Несмотря на все эти помехи, брыкания и кульбиты, несмотря на наши столкновения и опасные прыжки, невзирая на эти балетные фигуры и эти борцовские броски, мы добираемся до каюты «Утренняя заря».
Раймон падает в стационарное кресло (самые большие привинчены к полу).
— Я оглушён, — жалуется щупальщик брюшных полостей.
— Но ты не оглох, Манон. Так что, слушай! — говорю я ему, включая магнитофон.

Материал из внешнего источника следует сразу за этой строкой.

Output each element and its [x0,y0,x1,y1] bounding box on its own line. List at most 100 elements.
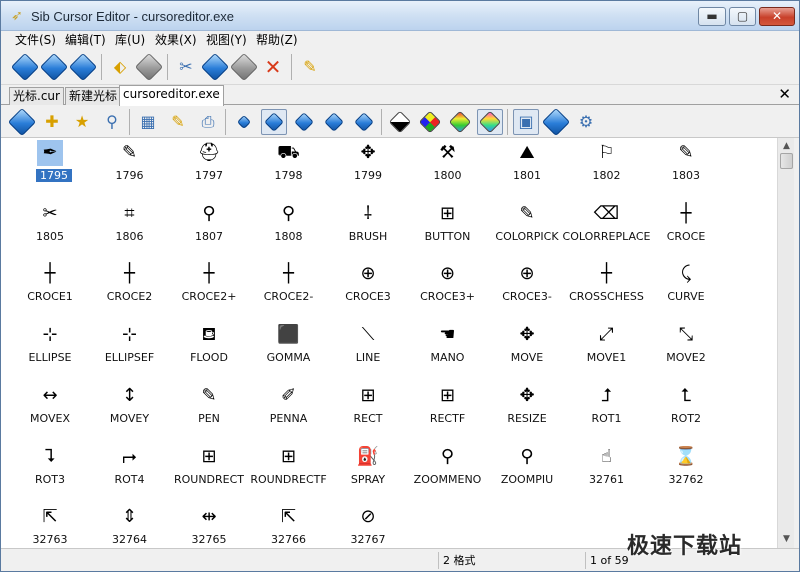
cursor-item[interactable]: ⮧ ROT3 [10,442,90,502]
pencil-tool-button[interactable]: ✎ [165,109,191,135]
truecolor-button[interactable] [477,109,503,135]
tab-new-cursor[interactable]: 新建光标 [65,87,122,105]
cursor-item[interactable]: ⤹ CURVE [646,259,726,319]
cursor-item[interactable]: ⮤ ROT2 [646,381,726,441]
cursor-item[interactable]: ⊞ ROUNDRECT [169,442,249,502]
cursor-item[interactable]: ⚲ ZOOMMENO [408,442,488,502]
grid-view-button[interactable]: ▦ [135,109,161,135]
menu-edit[interactable]: 编辑(T) [65,32,106,48]
cursor-item[interactable]: ↕ MOVEY [90,381,170,441]
vertical-scrollbar[interactable]: ▲ ▼ [777,138,794,548]
cursor-item[interactable]: ⌛ 32762 [646,442,726,502]
new-button[interactable] [10,52,40,82]
open-button[interactable] [39,52,69,82]
cursor-item[interactable]: ┼ CROCE2- [249,259,329,319]
cursor-item[interactable]: ⟍ LINE [328,320,408,380]
close-tab-icon[interactable]: ✕ [778,85,791,103]
cursor-item[interactable]: ⊹ ELLIPSE [10,320,90,380]
cursor-item[interactable]: ☝ 32761 [567,442,647,502]
cursor-item[interactable]: ✎ PEN [169,381,249,441]
cursor-item[interactable]: ⬛ GOMMA [249,320,329,380]
undo-button[interactable]: ⬖ [107,54,133,80]
cursor-item[interactable]: ⊘ 32767 [328,502,408,548]
cursor-item[interactable]: ⊕ CROCE3+ [408,259,488,319]
cursor-item[interactable]: ⊕ CROCE3 [328,259,408,319]
cursor-item[interactable]: ⊞ RECTF [408,381,488,441]
title-bar[interactable]: ➶ Sib Cursor Editor - cursoreditor.exe ▬… [1,1,799,31]
color16-button[interactable] [417,109,443,135]
cursor-item[interactable]: ┼ CROCE2+ [169,259,249,319]
cursor-item[interactable]: ↔ MOVEX [10,381,90,441]
cursor-item[interactable]: ⇕ 32764 [90,502,170,548]
scroll-thumb[interactable] [780,153,793,169]
cursor-item[interactable]: ⮥ ROT1 [567,381,647,441]
lib-add-button[interactable]: ✚ [39,109,65,135]
properties-button[interactable]: ✎ [297,54,323,80]
cursor-item[interactable]: ✂ 1805 [10,199,90,259]
preview-button[interactable]: ▣ [513,109,539,135]
cursor-item[interactable]: ⇹ 32765 [169,502,249,548]
cursor-item[interactable]: ⤡ MOVE2 [646,320,726,380]
cursor-item[interactable]: ✒ 1795 [10,138,90,198]
cursor-item[interactable]: ✥ RESIZE [487,381,567,441]
cursor-item[interactable]: ⚒ 1800 [408,138,488,198]
cursor-item[interactable]: ⊞ ROUNDRECTF [249,442,329,502]
cursor-grid[interactable]: ✒ 1795 ✎ 1796 ⛑ 1797 ⛟ 1798 ✥ 1799 ⚒ 1800 ⛰ 1801 ⚐ 1802… [1,138,777,548]
cursor-item[interactable]: ⤢ MOVE1 [567,320,647,380]
size-xlarge-button[interactable] [321,109,347,135]
cursor-item[interactable]: ⌫ COLORREPLACE [563,199,651,259]
lib-favorite-button[interactable]: ★ [69,109,95,135]
cursor-item[interactable]: ✐ PENNA [249,381,329,441]
tab-cursoreditor-exe[interactable]: cursoreditor.exe [119,85,224,106]
cursor-item[interactable]: ⚐ 1802 [567,138,647,198]
menu-view[interactable]: 视图(Y) [206,32,247,48]
cursor-item[interactable]: ┼ CROCE1 [10,259,90,319]
cursor-item[interactable]: ✥ MOVE [487,320,567,380]
menu-help[interactable]: 帮助(Z) [256,32,298,48]
cursor-item[interactable]: ⮣ ROT4 [90,442,170,502]
maximize-button[interactable]: ▢ [729,7,756,26]
cursor-item[interactable]: ⇱ 32763 [10,502,90,548]
cursor-item[interactable]: ⚲ 1807 [169,199,249,259]
size-medium-button[interactable] [261,109,287,135]
cursor-item[interactable]: ⛽ SPRAY [328,442,408,502]
menu-effects[interactable]: 效果(X) [155,32,197,48]
cursor-item[interactable]: ☚ MANO [408,320,488,380]
cursor-item[interactable]: ✎ 1803 [646,138,726,198]
paste-button[interactable] [229,52,259,82]
color256-button[interactable] [447,109,473,135]
cursor-item[interactable]: ⛾ FLOOD [169,320,249,380]
cursor-item[interactable]: ⚲ ZOOMPIU [487,442,567,502]
cursor-item[interactable]: ⊕ CROCE3- [487,259,567,319]
cursor-item[interactable]: ┼ CROSSCHESS [567,259,647,319]
cursor-item[interactable]: ✎ COLORPICK [487,199,567,259]
lib-export-button[interactable]: ⎙ [195,109,221,135]
cursor-item[interactable]: ⊞ RECT [328,381,408,441]
close-button[interactable]: ✕ [759,7,795,26]
cursor-item[interactable]: ┼ CROCE [646,199,726,259]
menu-library[interactable]: 库(U) [115,32,145,48]
lib-open-button[interactable] [7,107,37,137]
size-large-button[interactable] [291,109,317,135]
cursor-item[interactable]: ✥ 1799 [328,138,408,198]
scroll-down-icon[interactable]: ▼ [778,531,795,548]
cursor-item[interactable]: ⛟ 1798 [249,138,329,198]
cursor-item[interactable]: ⊞ BUTTON [408,199,488,259]
cursor-item[interactable]: ✎ 1796 [90,138,170,198]
cursor-item[interactable]: ⚲ 1808 [249,199,329,259]
size-small-button[interactable] [231,109,257,135]
size-custom-button[interactable] [351,109,377,135]
cursor-item[interactable]: ┼ CROCE2 [90,259,170,319]
lib-find-button[interactable]: ⚲ [99,109,125,135]
animate-button[interactable] [541,107,571,137]
minimize-button[interactable]: ▬ [698,7,726,26]
save-button[interactable] [68,52,98,82]
cursor-item[interactable]: ⇱ 32766 [249,502,329,548]
tab-cursor-file[interactable]: 光标.cur [9,87,64,105]
cursor-item[interactable]: ⊹ ELLIPSEF [90,320,170,380]
copy-button[interactable] [200,52,230,82]
cursor-item[interactable]: ⸸ BRUSH [328,199,408,259]
cursor-item[interactable]: ⛰ 1801 [487,138,567,198]
delete-button[interactable]: ✕ [260,54,286,80]
cursor-item[interactable]: ⛑ 1797 [169,138,249,198]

Он раскусил уловку, прежде чем услышать запись. Пока крутится плёнка, он уже знает, что к чему. Он снова слушает свой краткий диалог с Метидой. Я жду, когда он побледнеет. Но, как ни странно, по мере того как озвучиваются их реплики, его лицо приобретает уверенность. Я думаю, что на него повлияли слова Метиды: «Имей в виду, он ничего не знает, я в этом убедилась». Похоже, они его успокоили. И тут, мои криволапые селезни, до меня доходит нечто крайне важное: Раймон спокоен,
Запись кончается.
— Что вы об этом скажете, монсеньор Шершавая Рукавичка? — спрашиваю я.
Он трясёт головой, что не требует большого усилия, когда вас и так трясет, словно шары национальной лотереи во время розыгрыша.
— Я ничего не знаю!
Я ему улыбаюсь.
— Мне кажется, ты будешь настоящей королевой в тюрьме, Раймонда! Там тебя будут ценить. Кругом одни мужчины; мечта!

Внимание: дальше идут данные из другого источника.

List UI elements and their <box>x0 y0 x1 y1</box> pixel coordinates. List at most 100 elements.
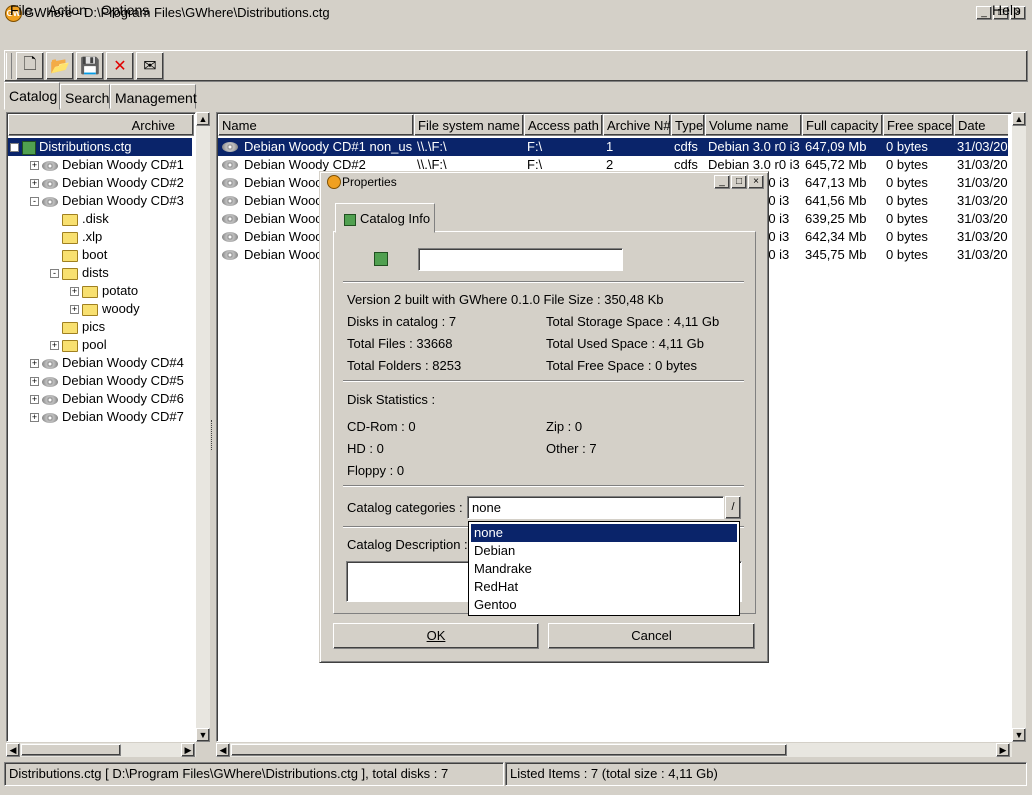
tab-catalog[interactable]: Catalog <box>4 82 60 110</box>
catalog-root-icon <box>374 252 388 266</box>
stat-other: Other : 7 <box>546 441 597 456</box>
menu-file[interactable]: File <box>8 2 35 18</box>
menu-action[interactable]: Action <box>46 2 89 18</box>
tree-item[interactable]: + Debian Woody CD#1 <box>8 156 192 174</box>
open-icon[interactable]: 📂 <box>46 52 74 80</box>
cd-icon <box>42 178 58 189</box>
tree-item[interactable]: pics <box>8 318 192 336</box>
stat-files: Total Files : 33668 <box>347 336 453 351</box>
disk-stats-heading: Disk Statistics : <box>347 392 436 407</box>
tree-item[interactable]: + Debian Woody CD#4 <box>8 354 192 372</box>
folder-icon <box>62 321 78 334</box>
status-listed-items: Listed Items : 7 (total size : 4,11 Gb) <box>505 762 1027 786</box>
mail-icon[interactable]: ✉ <box>136 52 164 80</box>
tree-item[interactable]: + Debian Woody CD#6 <box>8 390 192 408</box>
table-cell: cdfs <box>674 139 698 154</box>
menu-options[interactable]: Options <box>99 2 151 18</box>
ok-button-label: OK <box>426 628 446 643</box>
menu-help[interactable]: Help <box>990 2 1023 18</box>
dialog-close-button[interactable]: × <box>748 175 764 189</box>
list-vertical-scrollbar[interactable] <box>1012 112 1026 742</box>
category-option[interactable]: Mandrake <box>471 560 737 578</box>
scroll-right-arrow-icon[interactable]: ▶ <box>181 743 195 757</box>
expand-icon[interactable]: + <box>30 161 39 171</box>
tree-item[interactable]: + pool <box>8 336 192 354</box>
tree-item[interactable]: + Debian Woody CD#7 <box>8 408 192 426</box>
tree-item[interactable]: .disk <box>8 210 192 228</box>
tab-catalog-info[interactable]: Catalog Info <box>335 203 435 233</box>
panel-splitter[interactable] <box>211 420 214 450</box>
expand-icon[interactable]: + <box>30 395 39 405</box>
tree-item[interactable]: .xlp <box>8 228 192 246</box>
column-header[interactable]: Access path <box>524 114 603 136</box>
separator <box>343 380 744 382</box>
table-cell: 1 <box>606 139 614 154</box>
column-header[interactable]: Free space <box>883 114 954 136</box>
categories-dropdown-list[interactable]: none Debian Mandrake RedHat Gentoo <box>468 521 740 616</box>
column-header[interactable]: Volume name <box>705 114 802 136</box>
stat-disks: Disks in catalog : 7 <box>347 314 457 329</box>
tree-item[interactable]: boot <box>8 246 192 264</box>
ok-button[interactable]: OK <box>333 623 539 649</box>
tree-item[interactable]: - Debian Woody CD#3 <box>8 192 192 210</box>
scroll-up-arrow-icon[interactable]: ▲ <box>1012 112 1026 126</box>
table-row[interactable]: Debian Woody CD#1 non_us \\.\F:\ F:\ 1 cdfs D… <box>218 138 1008 156</box>
expand-icon[interactable]: + <box>30 359 39 369</box>
category-option[interactable]: none <box>471 524 737 542</box>
tree-hscroll-thumb[interactable] <box>21 744 121 756</box>
scroll-down-arrow-icon[interactable]: ▼ <box>1012 728 1026 742</box>
tree-item[interactable]: + potato <box>8 282 192 300</box>
scroll-down-arrow-icon[interactable]: ▼ <box>196 728 210 742</box>
category-option[interactable]: Debian <box>471 542 737 560</box>
catalog-icon <box>344 213 356 226</box>
tab-management[interactable]: Management <box>110 84 197 109</box>
tree-item[interactable]: + Debian Woody CD#5 <box>8 372 192 390</box>
dialog-minimize-button[interactable]: _ <box>714 175 730 189</box>
list-hscroll-thumb[interactable] <box>231 744 787 756</box>
column-header[interactable]: File system name <box>414 114 524 136</box>
dialog-maximize-button[interactable]: □ <box>731 175 747 189</box>
scroll-left-arrow-icon[interactable]: ◀ <box>216 743 230 757</box>
expand-icon[interactable]: + <box>30 179 39 189</box>
column-header[interactable]: Date <box>954 114 1008 136</box>
collapse-icon[interactable]: - <box>10 143 19 153</box>
save-icon[interactable]: 💾 <box>76 52 104 80</box>
new-icon[interactable]: 🗋 <box>16 52 44 80</box>
tree-item[interactable]: + Debian Woody CD#2 <box>8 174 192 192</box>
collapse-icon[interactable]: - <box>30 197 39 207</box>
tree-header-archive[interactable]: Archive <box>8 114 194 136</box>
tree-vertical-scrollbar[interactable] <box>196 112 210 742</box>
tree-item[interactable]: - dists <box>8 264 192 282</box>
combo-dropdown-icon[interactable]: / <box>725 496 741 519</box>
expand-icon[interactable]: + <box>50 341 59 351</box>
scroll-right-arrow-icon[interactable]: ▶ <box>996 743 1010 757</box>
column-header[interactable]: Archive N# <box>603 114 671 136</box>
cancel-button[interactable]: Cancel <box>548 623 755 649</box>
catalog-name-input[interactable] <box>418 248 623 271</box>
expand-icon[interactable]: + <box>30 413 39 423</box>
expand-icon[interactable]: + <box>30 377 39 387</box>
scroll-up-arrow-icon[interactable]: ▲ <box>196 112 210 126</box>
scroll-left-arrow-icon[interactable]: ◀ <box>6 743 20 757</box>
expand-icon[interactable]: + <box>70 287 79 297</box>
cd-icon <box>222 214 238 224</box>
column-header[interactable]: Name <box>218 114 414 136</box>
category-option[interactable]: Gentoo <box>471 596 737 614</box>
cd-icon <box>42 412 58 423</box>
tree-item-label: potato <box>102 283 139 298</box>
column-header[interactable]: Type <box>671 114 705 136</box>
category-option[interactable]: RedHat <box>471 578 737 596</box>
toolbar-grip[interactable] <box>6 53 12 79</box>
expand-icon[interactable]: + <box>70 305 79 315</box>
tab-catalog-info-label: Catalog Info <box>360 211 431 226</box>
table-cell: 31/03/20 <box>957 139 1008 154</box>
tab-search[interactable]: Search <box>60 84 110 109</box>
catalog-categories-combo[interactable]: none <box>467 496 724 519</box>
tree-item-label: Debian Woody CD#3 <box>62 193 184 208</box>
tree-item[interactable]: + woody <box>8 300 192 318</box>
cd-icon <box>42 160 58 171</box>
close-icon[interactable]: ✕ <box>106 52 134 80</box>
collapse-icon[interactable]: - <box>50 269 59 279</box>
column-header[interactable]: Full capacity <box>802 114 883 136</box>
tree-row-root[interactable]: - Distributions.ctg <box>8 138 192 156</box>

— Мне не в чем себя упрекнуть.
— Тебе, может быть, и не в чем, потому что у тебя совесть гибкая, но мне — есть в чём, Раймон. Мне — да!
Я постукиваю себя по затылку, который всё ещё чувствует боль.
— Насильственные действия против офицера полиции, мой зайчик, совсем не лучшее начало.
— Что вы такое говорите?
— Я навёл справки: ты ушёл с корриды сразу после нас. Ты нас поджидал у толстой коровы в порту, где вы и занимались своими испанскими оргиями во время предыдущих круизов. В твоём массажном кабинете я обнаружил такой миленький дипломчик в рамке, который гласил о том, что ты прошёл курс каратэ, розовая деточка. Когда я вошёл в номер вслед за красивой пидовкой с рыжим париком, ты меня выключил безукоризненно. Прими мои комплименты, работа отличная! Ты бы научил меня этому приёму, цветок зефира.
Я засучиваю рукав.
— Вот где всё осложняется, мой лоскуток, это когда малышка Метида сделала мне инъекцию болтливого сиропа, вот в этом месте… Видишь красную точку под волосами? Вы все запаниковали, заметив, что я роюсь в вашем умильном закутке и задаю каверзные вопросы. Вам нужно было узнать любой ценой, что нам известно. Так что, сыворотка
Я умолкаю, оказавшись вверх ногами под столом по прихоти моря.